Anche se proprio il 31 dicembre 2014, a meno di un mese dallo scandalo, accadrà una storia parallela ma rivelatrice: 770 vigili urbani non si presentano a lavorare tra malattie improvvise, donazioni del sangue e permessi ex legge 104. Tutti a casa e non certo per vedersi a La Piovra o il Padrino. E’ uno sciopero bianco, finito praticamente senza colpevoli. Ma l’attenzione ormai è spostata altrove, sempre sull’inchiesta del Mondo di mezzo e sui possibili sviluppi che arrivano, puntuali, nell’estate del 2015. 

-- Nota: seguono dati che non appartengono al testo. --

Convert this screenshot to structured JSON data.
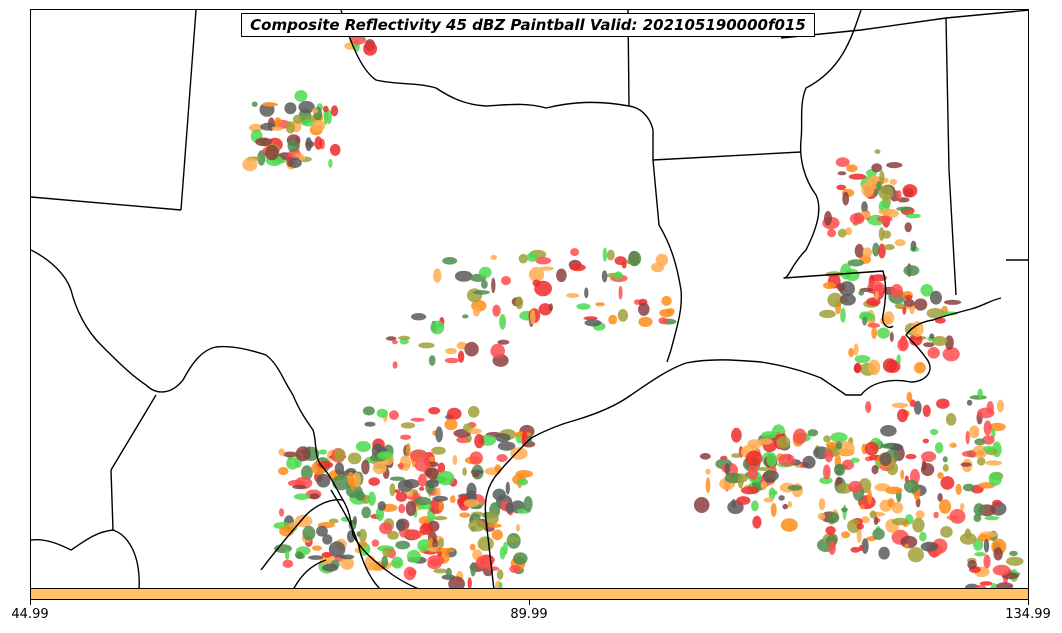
{
  "title": "Composite Reflectivity 45 dBZ Paintball Valid: 202105190000f015",
  "colorbar": {
    "color": "#ffc266",
    "tick_labels": [
      "44.99",
      "89.99",
      "134.99"
    ],
    "range": [
      44.99,
      134.99
    ]
  },
  "palette": [
    "#ff4d4d",
    "#ff8c1a",
    "#ffad4d",
    "#4dd94d",
    "#8c4040",
    "#a0a03a",
    "#4d8c4d",
    "#5a5a5a",
    "#ee2a2a"
  ]
}
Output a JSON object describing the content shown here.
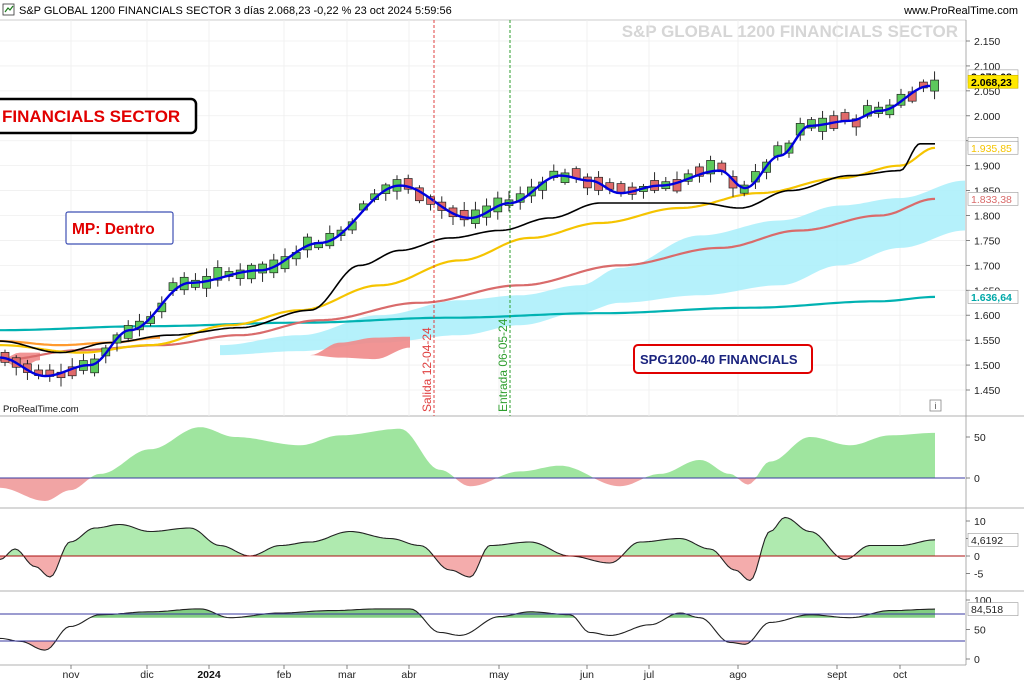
{
  "header": {
    "title": "S&P GLOBAL 1200 FINANCIALS SECTOR 3 días 2.068,23 -0,22 % 23 oct 2024 5:59:56",
    "website": "www.ProRealTime.com",
    "watermark": "S&P GLOBAL 1200 FINANCIALS SECTOR",
    "credit": "ProRealTime.com"
  },
  "annotations": {
    "box_financials": "FINANCIALS SECTOR",
    "box_mp": "MP: Dentro",
    "box_spg": "SPG1200-40 FINANCIALS",
    "line_salida": "Salida 12-04-24",
    "line_entrada": "Entrada 06-05-24",
    "colors": {
      "salida": "#e04040",
      "entrada": "#2e9e2e",
      "box_border_red": "#e00000",
      "box_border_black": "#000000"
    }
  },
  "x_axis": {
    "labels": [
      "nov",
      "dic",
      "2024",
      "feb",
      "mar",
      "abr",
      "may",
      "jun",
      "jul",
      "ago",
      "sept",
      "oct"
    ]
  },
  "y_axis_main": {
    "ticks": [
      "2.150",
      "2.100",
      "2.050",
      "2.000",
      "1.950",
      "1.900",
      "1.850",
      "1.800",
      "1.750",
      "1.700",
      "1.650",
      "1.600",
      "1.550",
      "1.500",
      "1.450"
    ]
  },
  "price_tags": [
    {
      "text": "2.079,08",
      "color": "#000000",
      "bg": "#ffffff",
      "bold": true
    },
    {
      "text": "2.068,23",
      "color": "#000000",
      "bg": "#ffe800",
      "bold": true
    },
    {
      "text": "1.943,75",
      "color": "#000000",
      "bg": "#ffffff",
      "bold": false
    },
    {
      "text": "1.935,85",
      "color": "#f5c400",
      "bg": "#ffffff",
      "bold": false
    },
    {
      "text": "1.833,38",
      "color": "#d96b6b",
      "bg": "#ffffff",
      "bold": false
    },
    {
      "text": "1.636,64",
      "color": "#00a8a8",
      "bg": "#ffffff",
      "bold": true
    }
  ],
  "panel1": {
    "ticks": [
      "50",
      "0"
    ]
  },
  "panel2": {
    "ticks": [
      "10",
      "5",
      "0",
      "-5"
    ],
    "last_value": "4,6192"
  },
  "panel3": {
    "ticks": [
      "100",
      "50",
      "0"
    ],
    "last_value": "84,518"
  },
  "chart_data": [
    {
      "type": "candlestick",
      "title": "S&P GLOBAL 1200 FINANCIALS SECTOR",
      "ylim": [
        1430,
        2175
      ],
      "x": [
        "nov",
        "dic",
        "2024",
        "feb",
        "mar",
        "abr",
        "may",
        "jun",
        "jul",
        "ago",
        "sept",
        "oct"
      ],
      "close_approx": [
        1470,
        1580,
        1700,
        1690,
        1780,
        1850,
        1790,
        1880,
        1850,
        1870,
        2010,
        2068.23
      ],
      "indicators": {
        "ma_blue_last": 2060,
        "ma_black_last": 1943.75,
        "ma_yellow_last": 1935.85,
        "ma_red_last": 1833.38,
        "ma_teal_last": 1636.64
      },
      "colors": {
        "up": "#5cc95c",
        "down": "#e06a6a",
        "ma_blue": "#0000dd",
        "ma_black": "#000000",
        "ma_yellow": "#f5c400",
        "ma_red": "#d96b6b",
        "ma_teal": "#00b2b2",
        "cloud": "#a8eefa"
      }
    },
    {
      "type": "area",
      "name": "",
      "ylim": [
        -25,
        70
      ],
      "last": 55
    },
    {
      "type": "area",
      "name": "",
      "ylim": [
        -7,
        12
      ],
      "last": 4.6192
    },
    {
      "type": "area",
      "name": "",
      "ylim": [
        0,
        105
      ],
      "last": 84.518,
      "levels": [
        70,
        30
      ]
    }
  ]
}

Ancora una retata, questa volta più politica: gli indagati della prima volta, adesso finiscono in manette. Marino non molla, Orfini lo blinda. Il M5S recita i verbali dell’inchiesta in piazza. Sarà un’estate pazza tra il funerale show dei Casamonica, la decisione del Governo di salvare il Comune dallo scioglimento (sacrificando Ostia) piazzando di fatto un altro sindaco, il prefetto Franco Gabrielli. Diventano mitiche le vacanze esotiche di Marino, accusato di essere sempre altrove. Il marziano finisce in mezzo alla vicenda dei rimborsi per le cene (da cui poi è stato assolto), alla battuta di Papa Francesco sul viaggio americano («Non l’ho invitato io, è chiaro?») e che alla fine sarà scaricato dal Pd, con l’orgia delle dimissioni di massa. Matteo Renzi dirà che per governare non serve solo l’onestà ma anche la capacità. Di fatto il problema non è la mafia, ma una macchina amministrativa che non funziona. Ne sanno qualcosa il prefetto Gabrielli e il commissario Francesco Tronca arrivato in Campidoglio come reggente: semplicemente perché non funziona nulla (o poco) di niente. Dalla raccolta dei rifiuti ai trasporti. Il messaggio però è passato: tutti collusi gridano dal M5S a destra e sinistra, che intanto provano a organizzarsi. Sembra una passeggiata per i grillini. «Anzi, è tutto un complotto per farci vincere», dice seria la senatrice Paola Taverna.

I PARTITI 
In uno scenario così, tra inchieste e intercettazioni imparate a memoria, il M5S cala Virginia Raggi come candidata. E sarà una cavalcata trionfante all’insegna del «cambiamo tutto», del «fuori i ladri, dentro i cittadini», sarà una «rivoluzione gentile». I partiti comunque ci provano: il centrodestra si spacca in due (Marchini e Meloni), il Pd butta in mezzo un tallonatore come Giachetti. La legalità è centrale: si promettono giunte sceriffe, tutti tirano per la giacchetta l’Anac. Intanto, al primo turno, quasi un romano su due non va a votare perché «tanto la strada sotto casa è sporca». Vincerà «Virginia» a mani basse e conoscerà subito le asprezze delle inchieste giudiziarie. «Piccoli errori, ma noi abbiamo ereditato - ripete da un anno la grillina - una città in macerie». Ieri sono successe due cose: i giudici hanno detto che non si può chiamarla mafia e il solito sciopero del mini-sindacato ha bloccato metro e bus mezza giornata. Ora sarà finito l’alibi?